Help is on the way . . . or is it?
Large disasters occur with increasing frequency. Most, like last year’s Indian Ocean tsunami, the Pakistan earthquake, and the Katrina hurricane, are caused by nature. Each time, governments and institutions including universities rush to help with money, resources, and most importantly promises; promises of funds, supplies, logistics services, and advice. While some funds, supplies, logistic services, and advice are actually delivered, many (and most importantly) solutions usually remain empty promises.
Among the responders are often universities, such as MIT, which announce grandiose plans and make compassionate appeals, form committees or working groups to look into the matter, which after a period of declining member participation in line with reduced public attention usually just goes out of existence or dies.
In other words, universities, like some governments and other organizations, often use disasters more as publicity ploys than a commitment of help.
There is a lot MIT could do in these cases, but it requires more than pious promises; it requires real commitments, including assignment of resources. While some of these will always be provided by well intentioned faculty and others, there is a real need for the Institute as a whole to lead and commit to such endeavors. It would be effort and money well spent, not just in enhancing MIT’s public image, but also in assuring faculty and staff that they are not alone in providing badly needed assistance. We must consider disaster response not just another academic exercise, but an opportunity to make a real difference and/or immediate impact. It is also an important educational and research activity in line with our primary functions.
Working with the Senate Committee on Homeland Security investigation of the Katrina response, I became painfully aware of the inexcusable delays and mismanagement in the delivery of relief by government agencies during and after the disaster. But I also had to admit that academic institutions could have done much more than issue pious announcements, form study committees, and dispatch of some isolated experts to identify issues.
Most of the damage done by the hurricanes as well as other natural disasters was and is preventable. The failure of the levee system in New Orleans, for example, was the result of a combination of bad design, inadequate construction supervision, inept or non-existent maintenance, and lack of effective inspection. Much of this could have been prevented by expert oversight, which academic institutions (as neutral parties) could provide.
Reconstruction plans now seem to advocate much of the same faulty non-storm resisting building approach and urban planning that fails to consider the long-term threats of ever more violent natural disasters. For example, there is an urgent need for a drastic change over from the traditional nailed stick and plywood home construction that is used in most single family dwellings that were flattened by moderately strong winds and not just flood surges, to solid concrete buildings on piled stilts with utilities located not in basements but in attics. There are similarly major opportunities to ameliorate the effects of storm surges by various coastal barriers.

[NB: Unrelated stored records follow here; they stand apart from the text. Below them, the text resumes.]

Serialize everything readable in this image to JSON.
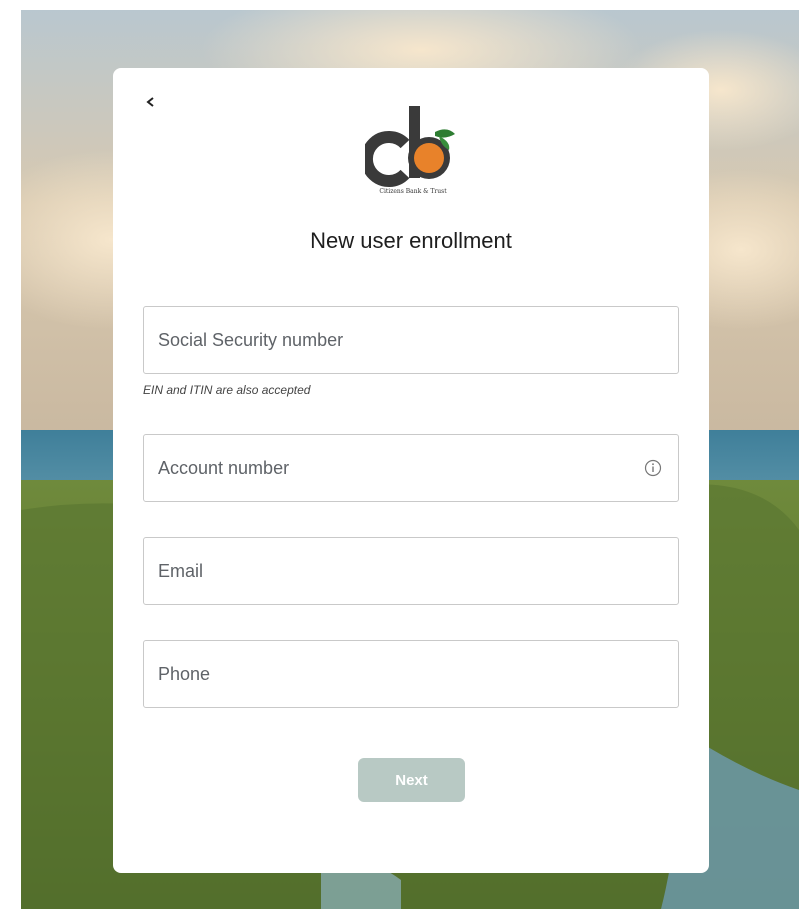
{
  "brand": {
    "logo_caption": "Citizens Bank & Trust"
  },
  "header": {
    "back_icon": "chevron-left-icon",
    "title": "New user enrollment"
  },
  "form": {
    "ssn": {
      "placeholder": "Social Security number",
      "value": ""
    },
    "ssn_hint": "EIN and ITIN are also accepted",
    "account": {
      "placeholder": "Account number",
      "value": "",
      "icon": "info-icon"
    },
    "email": {
      "placeholder": "Email",
      "value": ""
    },
    "phone": {
      "placeholder": "Phone",
      "value": ""
    },
    "next_label": "Next"
  },
  "colors": {
    "logo_dark": "#3a3a3a",
    "logo_orange": "#e8822a",
    "logo_leaf": "#2e7d32",
    "button_disabled": "#b8c9c4"
  }
}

In my opinion, academics could and should play a proactive role in developing real solutions and use their knowledge and prestige to influence government agencies, industry, and the public in adopting meaningful disaster prevention methods as part of reconstruction, relief, and future disaster prevention.
The prestige and reputation of MIT should be used to assure that reconstruction and development decisions are not largely based on political convenience, but on technical requirements and socio-economic realities; not on the interests of the contractor and home building industry, but those of the local population and their future.
Universities like MIT, in my opinion, not only carry the responsibility of providing the best possible education to top qualified students and offering unique research and development in science, medicine, engineering, and management, but also the responsibility of leading in guiding government, industry, and the public in the right direction, particularly on issues affecting public safety and security.
Large disaster relief management cannot be left mainly to politicians if the public is to be properly served and protected. There is an urgent need for effective guidance, involvement, and leadership by the intellectual community if the shameful performance of disaster prevention and relief we witnessed in the Katrina episode is not to be repeated. Many colleagues may argue that such involvement deviates from our primary missions of education and research. I beg to differ and contend that this type of activity provides the very core and rationale for our primary missions. If we are not at the forefront of disaster prevention and relief, how do we justify much of our work!